15 centimes du kilomètre
« Concernant l’écoredevance, nous poursuivons la procédure de concertation pour trouver le bon modèle économique. À la rentrée, nous présenterons une étude d’impact et sélectionnerons un opérateur qui s’occupera de la gestion des portiques [ces installations capables de monitorer le passage des poids lourds]. L’appel d’offres, à l’échelle européenne, a été lancé juste avant l’été », confirme Thibaud Philipps, vice-président du conseil régional du Grand Est dédié à la mobilité. Missionné, le cabinet Deloitte planche sur les taux kilométriques. « Nous devrions être en cohérence avec les tarifs affichés en Alsace », dévoile Thibaud Philipps. Soit un tarif qui atteindrait environ 15 centimes d’euros du kilomètre, dont tous les poids lourds de plus de 3,5 tonnes devront s’acquitter. Même les régionaux de l’étape.
« En ce qui concerne l’écoredevance, nous devrions être en cohérence avec les tarifs affichés en Alsace. »
Thibaud Philipps, vice-président de la Région Grand Est en charge de la mobilité.
« Une directive européenne interdit de faire des discriminations selon la provenance des camions. Mais elle n’empêche pas les compensations… » souffle Thibaud Philipps. Comme une réponse aux dirigeants qui avanceraient comme argument que les entreprises françaises sont déjà plus fortement taxées que celles d’autres pays européens. La collectivité prévoit ainsi d’épauler financièrement les entreprises dans leur transition vers de la mobilité verte. Reste à savoir à quelle hauteur, et si l’objectif sera viable malgré tout pour les entreprises, alors que l’investissement lié à l’acquisition de véhicules électriques ou fonctionnant à l’hydrogène se chiffre à coups de millions d’euros…

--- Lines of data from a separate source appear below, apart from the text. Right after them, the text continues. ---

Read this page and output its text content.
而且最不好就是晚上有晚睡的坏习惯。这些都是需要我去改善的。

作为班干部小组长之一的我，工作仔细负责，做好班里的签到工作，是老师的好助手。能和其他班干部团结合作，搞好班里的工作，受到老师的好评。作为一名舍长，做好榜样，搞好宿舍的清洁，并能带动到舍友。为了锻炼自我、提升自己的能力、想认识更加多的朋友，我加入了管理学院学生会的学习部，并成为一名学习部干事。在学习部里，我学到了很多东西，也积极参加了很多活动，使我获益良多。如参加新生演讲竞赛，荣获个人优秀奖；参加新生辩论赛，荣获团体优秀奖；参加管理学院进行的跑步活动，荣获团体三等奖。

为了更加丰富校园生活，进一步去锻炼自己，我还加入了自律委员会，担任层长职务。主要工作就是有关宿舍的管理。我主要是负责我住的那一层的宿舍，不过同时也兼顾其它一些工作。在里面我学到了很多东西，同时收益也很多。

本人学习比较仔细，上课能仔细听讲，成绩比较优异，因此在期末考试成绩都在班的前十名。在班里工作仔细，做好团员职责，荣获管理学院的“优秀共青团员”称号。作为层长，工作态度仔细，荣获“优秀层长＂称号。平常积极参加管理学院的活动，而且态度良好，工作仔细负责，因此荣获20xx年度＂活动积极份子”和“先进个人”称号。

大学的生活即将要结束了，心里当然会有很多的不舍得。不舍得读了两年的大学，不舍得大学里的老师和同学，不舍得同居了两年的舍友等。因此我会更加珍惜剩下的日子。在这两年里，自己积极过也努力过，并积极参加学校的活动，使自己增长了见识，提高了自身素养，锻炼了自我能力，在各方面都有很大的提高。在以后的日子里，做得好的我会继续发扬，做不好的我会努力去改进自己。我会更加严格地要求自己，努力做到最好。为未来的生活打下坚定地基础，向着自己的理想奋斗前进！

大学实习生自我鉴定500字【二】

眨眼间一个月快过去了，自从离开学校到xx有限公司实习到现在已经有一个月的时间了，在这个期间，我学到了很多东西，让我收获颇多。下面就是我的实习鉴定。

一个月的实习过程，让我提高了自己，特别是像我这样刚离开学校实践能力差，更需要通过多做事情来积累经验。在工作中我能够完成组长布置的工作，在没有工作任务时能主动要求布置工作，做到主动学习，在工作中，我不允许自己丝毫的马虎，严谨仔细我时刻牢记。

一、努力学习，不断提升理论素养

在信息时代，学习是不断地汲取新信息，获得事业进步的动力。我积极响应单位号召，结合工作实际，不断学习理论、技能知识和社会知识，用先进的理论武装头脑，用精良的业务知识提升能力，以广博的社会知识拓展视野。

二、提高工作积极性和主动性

© Dossmann / Region Grand Est
En tout cas : « Plus un véhicule est vertueux et moins la taxe qu’il doit payer est importante. Le principe de taxation est complexe, mais il y a un véritable dialogue avec les décideurs du monde économique », précise Thibaud Philipps. En attendant 2027 et la mise en place opérationnelle de cette éco-redevance, le Grand Est a alloué un budget annexe de 90 millions d’euros, sanctuarisé et traçable à destination des investissements sur les axes routiers. Ensuite, jusqu’en 2035, le Grand Est compte bien récupérer un milliard d’euros pour mener ses projets.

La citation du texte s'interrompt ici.